In the second act of his play Ghosts, Henrik Ibsen compares the joy of work to the joy of life itself. With that in mind it is thought-provoking to focus on job engagement and commitment to work while some 25 million people in Europe and nearly one million in the Nordic countries are unemployed. To them job engagement might seem like a luxury problem. But cuts can hit those who still work and staff reductions often lead to tougher work environments. It is important to make sure job engagement doesn’t disappear out the door together with those who loose their jobs.
In the report ‘Nordic Growth Sectors –How can working life policies contribute to improving the framework conditions?’ from the Nordic Council of Ministers, the work environment is one of five important dimensions. The authors say Nordic businesses should systematically measure and publish data on the psychosocial work environment, and that good examples of businesses that have improved in this area should be gathered from across the Nordic region. Yet measuring without acting on the results could make matters worse, warn Danish experts in ‘Action needed to combat bad psychosocial work environments’.

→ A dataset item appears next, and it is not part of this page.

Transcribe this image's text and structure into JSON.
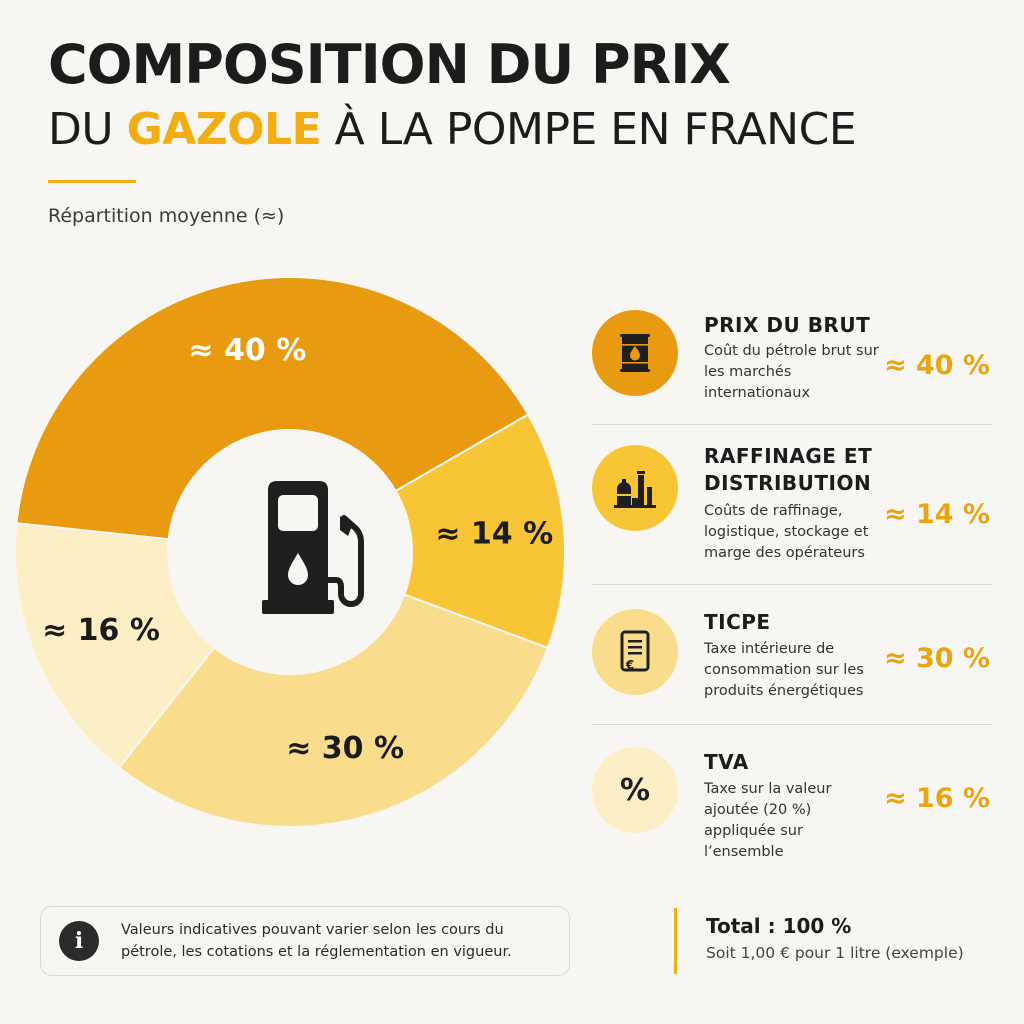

‘Almost always fun at work’ looks at how Finnish Fondia has managed to create job engagement and be named best employer of the year by the European Great Place to Work Institute. Working life researcher Jari Hakanen says there is an obvious link between job engagement and increased growth.
Yet working life researcher Benedicte Brøgger is not sure whether that link is right. In ‘Could increased job engagement improve productivity?’ she wonders whether the opposite could be true; that growth industries improve because it is easier for them to find suitable tasks for employees. Even when job engagement doesn’t mean more money, it could result in more innovative businesses and better customer relationships, as employees actually care, says Benedicte Brøgger.
Asbjørn Grimsmo has performed systematic work environment surveys in Norwegian media companies for decades. The 2012 Journalist Survey shows job engagement is challenged when people are expected to be online at all times. Grimsmo thinks employers must allow participation, ensure social support and trust within the organisation, learning opportunities, meaningful work and organisational fairness. Finding the balance between having enough work environment resources to stay on top of things while demands rise can secure both job engagement, commitment and improved health, says Grimsmo. Pure gold?